Things found in my desk:

  • A number of 3.5-inch floppy disks (at least one dating back to college)
  • Sports Illustrated that came out right after Saints won the Super Bowl
  • three or four newspapers printed right after Katrina
  • a Ray Nagin in Your Pocket key-chain
  • a Ka-Bar knife
  • two rolls of toilet paper
  • complete set of Burger-King-issued toys from The Simpsons Movie (still in their individual bags);
  • bacon wallet (not really bacon, just looks like it)
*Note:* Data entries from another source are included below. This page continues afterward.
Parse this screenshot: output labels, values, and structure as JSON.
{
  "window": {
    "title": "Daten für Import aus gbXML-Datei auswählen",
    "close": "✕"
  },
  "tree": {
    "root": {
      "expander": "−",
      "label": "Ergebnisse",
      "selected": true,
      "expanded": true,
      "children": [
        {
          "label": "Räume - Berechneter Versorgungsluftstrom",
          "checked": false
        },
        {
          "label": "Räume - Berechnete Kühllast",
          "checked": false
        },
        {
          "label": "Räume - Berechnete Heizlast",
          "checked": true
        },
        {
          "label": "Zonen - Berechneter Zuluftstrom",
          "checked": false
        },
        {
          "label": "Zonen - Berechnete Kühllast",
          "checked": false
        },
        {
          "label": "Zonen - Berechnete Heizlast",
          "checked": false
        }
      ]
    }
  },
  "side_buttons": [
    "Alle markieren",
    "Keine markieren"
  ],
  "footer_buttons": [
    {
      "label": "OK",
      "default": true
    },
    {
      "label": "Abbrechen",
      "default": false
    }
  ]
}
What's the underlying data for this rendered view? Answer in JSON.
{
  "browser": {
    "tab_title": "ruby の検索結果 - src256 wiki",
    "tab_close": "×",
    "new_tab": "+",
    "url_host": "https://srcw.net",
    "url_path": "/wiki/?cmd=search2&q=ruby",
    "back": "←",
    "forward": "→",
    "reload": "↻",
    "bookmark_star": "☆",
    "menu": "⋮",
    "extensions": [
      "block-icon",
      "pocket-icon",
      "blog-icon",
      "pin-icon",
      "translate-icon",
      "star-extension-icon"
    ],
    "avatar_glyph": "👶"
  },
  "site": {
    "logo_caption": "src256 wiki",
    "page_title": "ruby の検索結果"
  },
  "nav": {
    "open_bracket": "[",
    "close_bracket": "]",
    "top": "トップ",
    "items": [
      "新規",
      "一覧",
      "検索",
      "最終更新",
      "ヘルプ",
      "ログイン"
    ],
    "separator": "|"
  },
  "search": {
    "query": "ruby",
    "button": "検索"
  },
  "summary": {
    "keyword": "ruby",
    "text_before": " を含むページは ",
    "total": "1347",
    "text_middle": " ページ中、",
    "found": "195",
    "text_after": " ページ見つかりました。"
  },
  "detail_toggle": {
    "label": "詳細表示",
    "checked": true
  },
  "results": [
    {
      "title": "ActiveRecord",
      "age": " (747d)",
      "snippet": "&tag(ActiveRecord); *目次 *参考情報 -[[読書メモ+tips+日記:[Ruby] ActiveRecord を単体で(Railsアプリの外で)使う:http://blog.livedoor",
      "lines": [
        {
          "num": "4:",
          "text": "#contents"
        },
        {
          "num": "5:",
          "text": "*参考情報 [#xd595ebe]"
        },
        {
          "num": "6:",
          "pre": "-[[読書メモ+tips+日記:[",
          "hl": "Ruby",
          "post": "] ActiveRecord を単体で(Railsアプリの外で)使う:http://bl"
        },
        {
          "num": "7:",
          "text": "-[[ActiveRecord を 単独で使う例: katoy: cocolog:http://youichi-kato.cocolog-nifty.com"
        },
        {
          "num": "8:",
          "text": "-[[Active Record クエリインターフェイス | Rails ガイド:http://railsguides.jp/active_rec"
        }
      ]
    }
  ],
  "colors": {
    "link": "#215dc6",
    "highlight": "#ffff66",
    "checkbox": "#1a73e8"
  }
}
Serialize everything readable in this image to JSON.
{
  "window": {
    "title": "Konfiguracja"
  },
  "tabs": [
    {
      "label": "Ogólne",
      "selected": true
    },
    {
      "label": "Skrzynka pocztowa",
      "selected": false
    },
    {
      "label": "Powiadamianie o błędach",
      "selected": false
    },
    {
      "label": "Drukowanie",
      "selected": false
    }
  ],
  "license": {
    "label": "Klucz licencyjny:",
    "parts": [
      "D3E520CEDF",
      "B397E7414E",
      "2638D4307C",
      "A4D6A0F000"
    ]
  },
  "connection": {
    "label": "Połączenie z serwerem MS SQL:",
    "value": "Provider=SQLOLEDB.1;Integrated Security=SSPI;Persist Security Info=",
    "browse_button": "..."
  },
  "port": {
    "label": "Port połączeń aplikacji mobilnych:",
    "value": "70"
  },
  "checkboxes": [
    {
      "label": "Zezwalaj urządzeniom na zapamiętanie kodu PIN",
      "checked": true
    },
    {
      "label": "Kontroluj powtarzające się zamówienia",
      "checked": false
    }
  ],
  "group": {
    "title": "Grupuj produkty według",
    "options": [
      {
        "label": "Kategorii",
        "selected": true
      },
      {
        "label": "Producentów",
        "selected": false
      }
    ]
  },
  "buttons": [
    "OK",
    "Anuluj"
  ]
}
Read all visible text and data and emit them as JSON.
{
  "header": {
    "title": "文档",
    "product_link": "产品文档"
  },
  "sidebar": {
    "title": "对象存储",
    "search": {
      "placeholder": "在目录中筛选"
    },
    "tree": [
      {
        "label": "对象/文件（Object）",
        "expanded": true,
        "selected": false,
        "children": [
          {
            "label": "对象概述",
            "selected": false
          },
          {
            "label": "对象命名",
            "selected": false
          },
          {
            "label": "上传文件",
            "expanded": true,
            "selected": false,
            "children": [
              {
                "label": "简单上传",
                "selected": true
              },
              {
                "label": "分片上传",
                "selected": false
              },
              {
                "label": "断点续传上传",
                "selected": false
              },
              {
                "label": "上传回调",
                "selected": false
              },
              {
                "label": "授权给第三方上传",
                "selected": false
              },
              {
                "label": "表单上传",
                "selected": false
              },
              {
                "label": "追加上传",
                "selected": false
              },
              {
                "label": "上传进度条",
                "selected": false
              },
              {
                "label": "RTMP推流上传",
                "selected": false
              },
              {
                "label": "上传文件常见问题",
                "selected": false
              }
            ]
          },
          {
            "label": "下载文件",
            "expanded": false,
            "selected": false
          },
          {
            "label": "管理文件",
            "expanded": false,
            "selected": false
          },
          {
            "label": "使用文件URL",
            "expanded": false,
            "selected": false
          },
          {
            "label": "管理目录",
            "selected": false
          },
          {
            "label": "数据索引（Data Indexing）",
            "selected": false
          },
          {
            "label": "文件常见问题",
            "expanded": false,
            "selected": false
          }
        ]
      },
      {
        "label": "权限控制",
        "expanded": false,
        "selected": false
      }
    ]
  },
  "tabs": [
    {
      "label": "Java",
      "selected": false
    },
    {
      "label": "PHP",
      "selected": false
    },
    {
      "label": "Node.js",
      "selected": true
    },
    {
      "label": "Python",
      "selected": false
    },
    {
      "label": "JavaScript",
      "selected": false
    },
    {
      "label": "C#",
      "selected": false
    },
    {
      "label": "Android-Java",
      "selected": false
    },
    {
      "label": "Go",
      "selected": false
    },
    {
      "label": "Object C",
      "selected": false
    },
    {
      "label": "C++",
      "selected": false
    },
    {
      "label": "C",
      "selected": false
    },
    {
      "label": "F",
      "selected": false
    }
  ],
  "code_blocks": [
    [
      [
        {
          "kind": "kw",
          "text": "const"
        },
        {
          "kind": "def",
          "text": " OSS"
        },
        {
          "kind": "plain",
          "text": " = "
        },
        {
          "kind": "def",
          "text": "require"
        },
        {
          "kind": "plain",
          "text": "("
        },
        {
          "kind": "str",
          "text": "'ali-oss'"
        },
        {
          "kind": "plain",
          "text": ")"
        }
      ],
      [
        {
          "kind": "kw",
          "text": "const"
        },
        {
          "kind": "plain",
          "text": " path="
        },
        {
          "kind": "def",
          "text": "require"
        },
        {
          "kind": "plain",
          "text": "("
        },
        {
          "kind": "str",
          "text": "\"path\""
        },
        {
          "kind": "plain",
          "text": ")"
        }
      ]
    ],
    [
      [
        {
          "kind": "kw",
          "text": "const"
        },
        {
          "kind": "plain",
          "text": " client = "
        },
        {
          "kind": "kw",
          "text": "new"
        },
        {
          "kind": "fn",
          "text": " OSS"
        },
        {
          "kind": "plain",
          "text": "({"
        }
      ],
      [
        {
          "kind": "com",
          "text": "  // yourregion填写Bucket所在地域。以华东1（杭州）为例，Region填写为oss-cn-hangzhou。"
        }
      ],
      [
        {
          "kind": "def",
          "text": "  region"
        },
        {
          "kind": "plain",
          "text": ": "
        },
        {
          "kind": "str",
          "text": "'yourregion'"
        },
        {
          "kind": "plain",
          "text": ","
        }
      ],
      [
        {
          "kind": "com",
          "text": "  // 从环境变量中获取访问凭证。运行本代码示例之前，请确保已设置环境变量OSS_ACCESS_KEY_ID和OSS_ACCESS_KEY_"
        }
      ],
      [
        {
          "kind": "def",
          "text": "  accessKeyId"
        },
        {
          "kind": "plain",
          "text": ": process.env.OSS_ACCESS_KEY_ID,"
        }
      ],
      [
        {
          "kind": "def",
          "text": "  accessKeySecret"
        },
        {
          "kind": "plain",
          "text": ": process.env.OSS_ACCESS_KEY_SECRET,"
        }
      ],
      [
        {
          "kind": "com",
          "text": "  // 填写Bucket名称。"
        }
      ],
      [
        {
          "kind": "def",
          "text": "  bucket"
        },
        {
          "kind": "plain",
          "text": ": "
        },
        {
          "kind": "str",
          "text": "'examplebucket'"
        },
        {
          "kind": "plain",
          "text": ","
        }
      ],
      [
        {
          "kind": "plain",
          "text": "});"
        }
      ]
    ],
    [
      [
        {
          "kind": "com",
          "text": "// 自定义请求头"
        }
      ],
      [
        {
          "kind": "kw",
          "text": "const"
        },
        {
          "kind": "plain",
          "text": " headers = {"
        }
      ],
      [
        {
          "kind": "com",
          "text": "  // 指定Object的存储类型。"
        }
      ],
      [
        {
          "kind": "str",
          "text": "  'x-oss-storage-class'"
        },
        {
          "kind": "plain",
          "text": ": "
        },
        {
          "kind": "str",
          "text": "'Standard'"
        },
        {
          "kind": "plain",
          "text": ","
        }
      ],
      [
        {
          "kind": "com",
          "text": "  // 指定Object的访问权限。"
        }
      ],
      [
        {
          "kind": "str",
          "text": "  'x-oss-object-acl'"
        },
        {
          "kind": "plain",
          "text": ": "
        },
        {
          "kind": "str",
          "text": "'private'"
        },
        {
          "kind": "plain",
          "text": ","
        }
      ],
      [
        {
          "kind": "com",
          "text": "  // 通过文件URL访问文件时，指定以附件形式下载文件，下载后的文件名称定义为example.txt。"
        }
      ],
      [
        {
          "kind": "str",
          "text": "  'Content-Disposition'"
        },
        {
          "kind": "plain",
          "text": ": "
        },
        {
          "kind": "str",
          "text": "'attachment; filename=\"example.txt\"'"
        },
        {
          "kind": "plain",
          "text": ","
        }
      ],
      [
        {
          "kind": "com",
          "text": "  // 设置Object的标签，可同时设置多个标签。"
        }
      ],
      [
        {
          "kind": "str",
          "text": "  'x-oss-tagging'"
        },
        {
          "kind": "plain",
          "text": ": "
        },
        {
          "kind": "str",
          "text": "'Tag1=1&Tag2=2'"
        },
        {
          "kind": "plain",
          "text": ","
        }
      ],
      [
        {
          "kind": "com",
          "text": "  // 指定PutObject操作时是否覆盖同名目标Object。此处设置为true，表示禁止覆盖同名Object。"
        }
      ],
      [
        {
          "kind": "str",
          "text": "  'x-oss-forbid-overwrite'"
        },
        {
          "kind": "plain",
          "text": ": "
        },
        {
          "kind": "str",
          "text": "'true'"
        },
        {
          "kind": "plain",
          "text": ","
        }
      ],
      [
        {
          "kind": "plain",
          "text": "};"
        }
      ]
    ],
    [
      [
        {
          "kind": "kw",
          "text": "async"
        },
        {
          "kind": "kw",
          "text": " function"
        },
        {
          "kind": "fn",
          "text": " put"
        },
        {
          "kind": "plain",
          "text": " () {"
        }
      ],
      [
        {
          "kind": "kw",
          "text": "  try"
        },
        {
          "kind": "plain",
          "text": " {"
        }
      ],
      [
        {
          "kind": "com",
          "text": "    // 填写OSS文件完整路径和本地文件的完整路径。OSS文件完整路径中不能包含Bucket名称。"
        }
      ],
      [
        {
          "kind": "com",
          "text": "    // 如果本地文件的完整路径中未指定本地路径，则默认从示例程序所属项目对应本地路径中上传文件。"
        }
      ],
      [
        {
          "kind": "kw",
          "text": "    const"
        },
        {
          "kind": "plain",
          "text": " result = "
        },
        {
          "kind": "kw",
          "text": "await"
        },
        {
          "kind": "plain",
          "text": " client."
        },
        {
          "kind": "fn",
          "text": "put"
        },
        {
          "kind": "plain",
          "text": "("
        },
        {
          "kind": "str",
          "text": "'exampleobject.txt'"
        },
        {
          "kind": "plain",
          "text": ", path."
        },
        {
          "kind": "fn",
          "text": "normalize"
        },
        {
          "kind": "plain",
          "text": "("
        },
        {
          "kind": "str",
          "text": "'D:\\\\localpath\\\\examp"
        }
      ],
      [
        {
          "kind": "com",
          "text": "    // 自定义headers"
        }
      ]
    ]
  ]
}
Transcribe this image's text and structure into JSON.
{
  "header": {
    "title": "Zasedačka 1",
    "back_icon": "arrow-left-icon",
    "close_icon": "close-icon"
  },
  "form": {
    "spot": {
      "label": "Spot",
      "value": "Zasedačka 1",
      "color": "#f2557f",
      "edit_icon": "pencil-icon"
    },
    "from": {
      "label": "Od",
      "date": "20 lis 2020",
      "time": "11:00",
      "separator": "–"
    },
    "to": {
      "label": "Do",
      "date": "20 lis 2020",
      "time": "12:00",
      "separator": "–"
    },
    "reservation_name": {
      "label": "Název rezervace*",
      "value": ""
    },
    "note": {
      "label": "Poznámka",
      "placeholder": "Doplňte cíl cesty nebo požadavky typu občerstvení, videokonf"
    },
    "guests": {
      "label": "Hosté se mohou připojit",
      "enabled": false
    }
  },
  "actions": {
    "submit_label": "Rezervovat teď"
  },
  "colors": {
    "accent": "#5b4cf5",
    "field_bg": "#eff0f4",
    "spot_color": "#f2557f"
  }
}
  • check book from two banks ago
  • student-loan repayment booklet (long ago paid off)
  • chimp clock
  • set of plastic office chimps
  • plastic gorilla
  • assorted stuffed primates
  • Palm Pre
  • Maytag Man (and his dog) bobble head
  • Frank Perdue bobble head
  • George W. Bush bobble head
  • Kia hamster figure (wearing a Hamstar hooded sweat shirt)
  • a number of bottle openers
  • assorted thumb drives with lord-knows what own them
  • a hand-written list of old log-in/password information, including one for MySpace (I tried; it no longer works)
  • and a cassette tape of an interview I did with Gene Simmons from KISS in which he called men today a bunch of pussies because they get married and do what their wives tell them.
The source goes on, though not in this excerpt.